I always thought it delightfully redundant that one of the world's most multi-cultural cities (where you can eat, shop et al in many countries without a real passport or a plane ticket)... anually staged a charming, clumsy and amateurish, but always entertaining "festival" called Caravan.

In a city where you could sample good international cuisine from dozens of countries any month in the year, locals (and some tourists) annually purchased "passports" so they could enter a pavillion (some found space), line up for luke-warm channa or dim sum, and clap for somebody's 12 year old who learned a few steps of the tango, Bharatnatyum, Thai classical or polka.

And it was still fun. Vive le/la difference.

Though admittedly, when Caravan was in its prime back in the 60s/70s, Toronto *didn't* yet have the thoroughgoing multicultural retail/restaurant infrastructure it has now. But once that matured, yes, it spelled doom for Caravan. (Though, yes, arguably Taste Of The XXX-type festivals are its heirs.)

Time-travel back a scant quarter century, to the intersection of Albion + Islington. Its strip malls were still humdrum blue-collar white-trash, Radio Shack and all--maybe as multicultural as it got was an Italian bakery or two. Now it's a Little India to the bone...
 
I don't think it's wrong for us to be inspired by other cultures, but it's extremely unimaginative and tacky, quite frankly, in my opinion to do so in such a literal way. The experience of Chinese Canadians here in Canada, or of any other Canadians for that matter, is enormously different from that of those in China. Why not use that difference of reality and experience to find or develop a language of design and expression that represents that community/neighbourhood honestly, fairly and creatively and that thereby offers something new and unique for the city?

It's interesting to note that this gate is proposed by Chinatown East, which is probably the most Chinese-Canadian neighbourhood in the GTA, as opposed to just being "Chinese". That neighbourhood is probably the opposite of strip malls up here in Scarborough, Markham and Richmond Hill, which tend to identify themselves as catering only to the Chinese population.

Curiously, Chinese people in Markham or Scarborough or even Spadina and Dundas really don't care about the Chinatown gate, which I think is because there are so many reminders of Chinese culture in these areas that a gate isn't really necessary. Chinatown East, on the other hand, is fighting a battle to keep its identity as a Chinese community (it has frequently been seen as a dying Chinatown). I see the Chinatown gate, in a way, as a reminder to the Chinese-Canadians in that neighbourhood of their Chinese heritage.

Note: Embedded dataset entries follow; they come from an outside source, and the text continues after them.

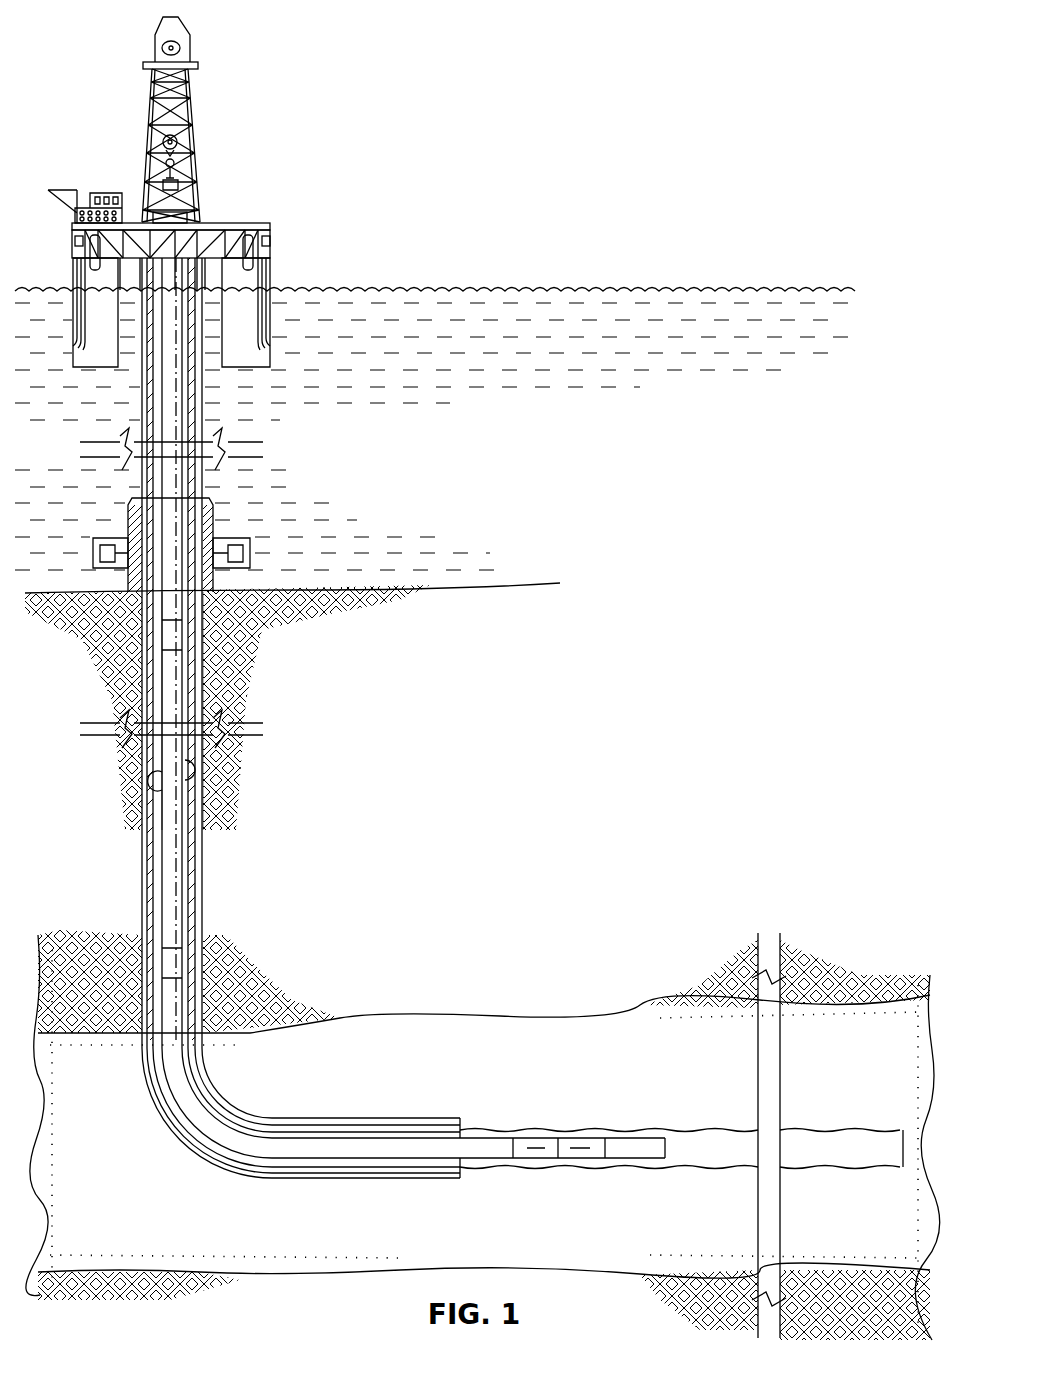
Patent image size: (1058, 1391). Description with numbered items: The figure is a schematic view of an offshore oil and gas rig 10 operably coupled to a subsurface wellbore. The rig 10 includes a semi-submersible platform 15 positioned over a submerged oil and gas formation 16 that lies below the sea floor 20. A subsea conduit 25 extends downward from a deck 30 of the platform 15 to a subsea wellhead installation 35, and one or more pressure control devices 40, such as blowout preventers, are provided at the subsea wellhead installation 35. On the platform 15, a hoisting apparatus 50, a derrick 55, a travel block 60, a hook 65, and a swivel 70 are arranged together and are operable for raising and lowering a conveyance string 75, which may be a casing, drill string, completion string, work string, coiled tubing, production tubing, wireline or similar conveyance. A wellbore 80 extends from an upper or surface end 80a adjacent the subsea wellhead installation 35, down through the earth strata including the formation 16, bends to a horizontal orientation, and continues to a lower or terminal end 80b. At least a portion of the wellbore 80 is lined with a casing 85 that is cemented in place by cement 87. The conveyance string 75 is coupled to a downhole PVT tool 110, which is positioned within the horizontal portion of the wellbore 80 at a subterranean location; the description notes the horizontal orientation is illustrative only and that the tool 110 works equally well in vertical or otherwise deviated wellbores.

The offshore oil and gas rig 10 is at (279, 117).
The semi-submersible platform 15 is at (258, 225).
The submerged oil and gas formation 16 is at (102, 1191).
The sea floor 20 is at (532, 585).
The subsea conduit 25 is at (206, 410).
The deck 30 is at (274, 253).
The subsea wellhead installation 35 is at (128, 520).
The pressure control device 40 is at (240, 550).
The hoisting apparatus 50 is at (196, 200).
The derrick 55 is at (155, 48).
The travel block 60 is at (162, 145).
The hook 65 is at (163, 166).
The swivel 70 is at (186, 145).
The conveyance string 75 is at (165, 605).
The wellbore 80 is at (190, 780).
The surface end 80a is at (207, 605).
The terminal end 80b is at (880, 1151).
The casing 85 is at (165, 790).
The cement 87 is at (142, 885).
The downhole PVT tool 110 is at (569, 1137).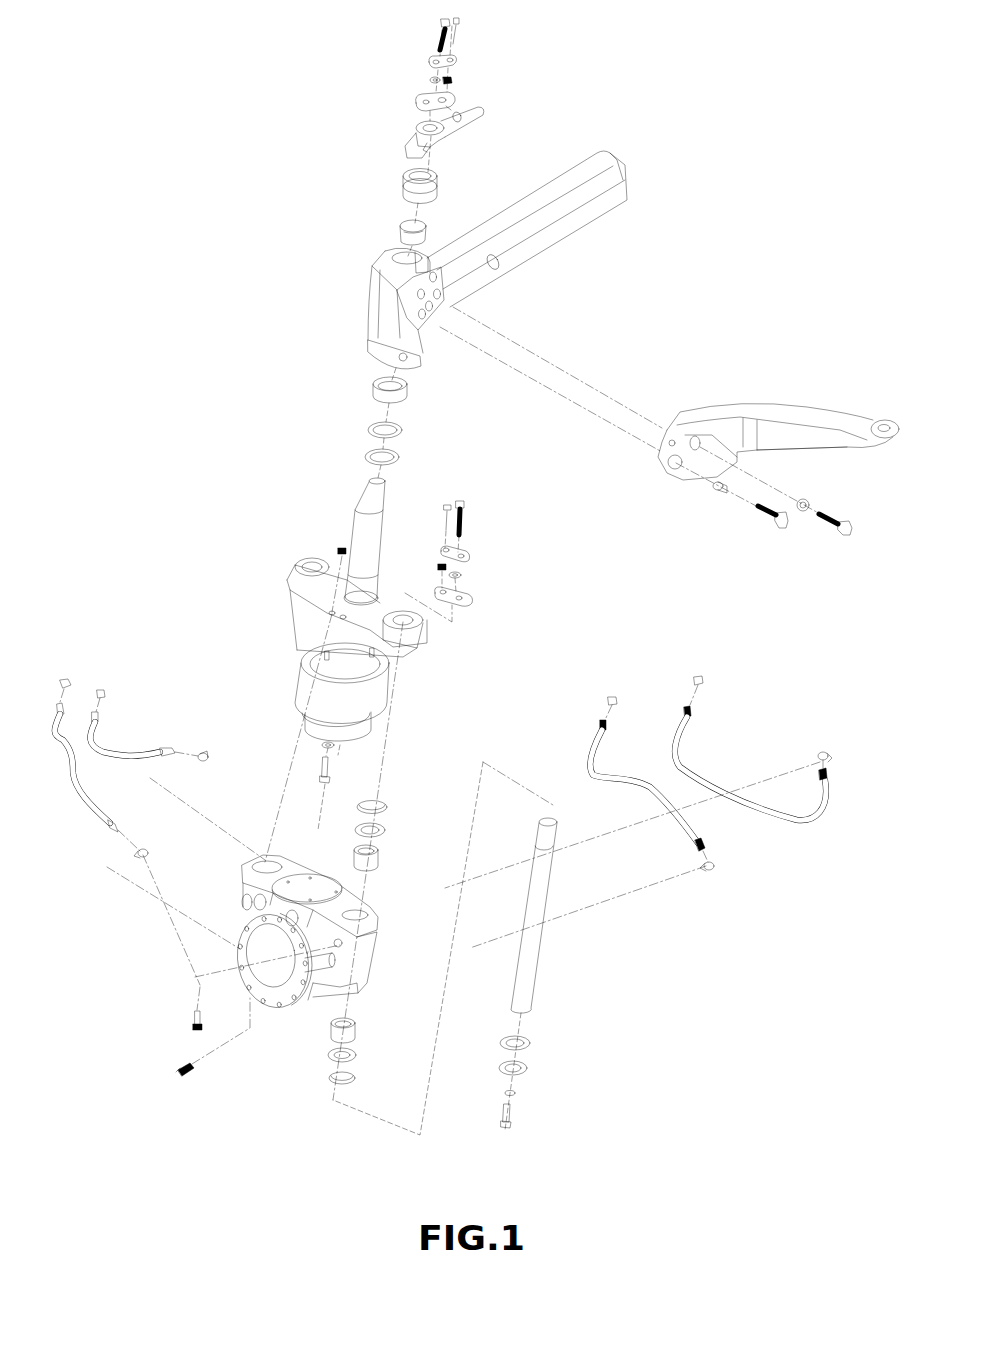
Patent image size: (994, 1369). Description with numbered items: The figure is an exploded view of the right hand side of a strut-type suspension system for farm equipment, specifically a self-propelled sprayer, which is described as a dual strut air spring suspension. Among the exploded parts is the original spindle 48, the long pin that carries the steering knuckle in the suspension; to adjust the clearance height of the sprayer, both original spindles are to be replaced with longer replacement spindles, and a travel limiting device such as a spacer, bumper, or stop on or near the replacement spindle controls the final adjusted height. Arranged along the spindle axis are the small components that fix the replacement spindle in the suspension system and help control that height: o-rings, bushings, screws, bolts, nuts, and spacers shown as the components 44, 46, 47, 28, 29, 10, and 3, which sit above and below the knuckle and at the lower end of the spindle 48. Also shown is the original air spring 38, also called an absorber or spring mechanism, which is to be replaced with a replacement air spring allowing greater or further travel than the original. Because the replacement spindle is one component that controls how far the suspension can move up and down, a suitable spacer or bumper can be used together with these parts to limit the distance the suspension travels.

The spacer 3 is at (504, 1108).
The nut 10 is at (514, 1095).
The bolt 28 is at (530, 1068).
The screw 29 is at (530, 1047).
The original air spring 38 is at (302, 684).
The o-ring 44 is at (383, 805).
The bushing 46 is at (378, 864).
The o-ring 47 is at (383, 829).
The original spindle 48 is at (537, 970).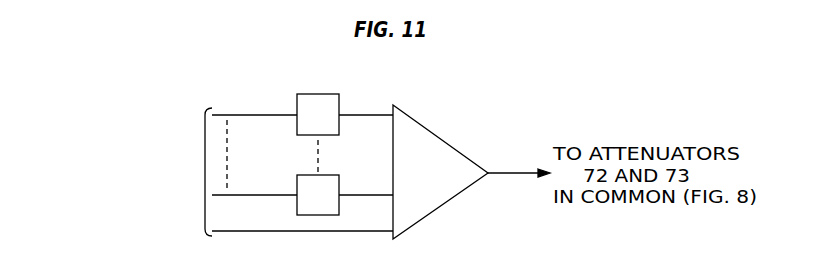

This idea seems to be common in just about every 'dying' Chinatown in Canada. Chinatowns in Victoria BC, downtown Vancouver, Winnipeg and Montreal also have Chinatown gates. With the exception of Vancouver, these Chinatowns are struggling to survive because few Chinese immigrants choose to live in those cities. On the other hand, newer Chinese communities in Canada, like Richmond BC, Scarborough and Markham have absolutely no gates to speak of. It's actually the more 'Canadian' Chinese communities that are building the gates, not the ones that are more 'Chinese'.
 
It does seem like these sorts of things happen when a neighbourhood's authentic culture feels it's on the way out, or has been out for some time already and needs to be memorialized by a physical monument. Hopefully such kitchy gates aren't necessarily always tombstones commemorating what once was, but that's certainly been my experience in London, San Fran, Yokohama and many other cities with prominent historic chinatowns. It seems the real, living chinatowns are too busy existing to be bothered to worry about mythologizing themselves.

Having said that, I don't feel it's inappropriate to commemorate a historic chinatown with an appropriate physical monument, of course.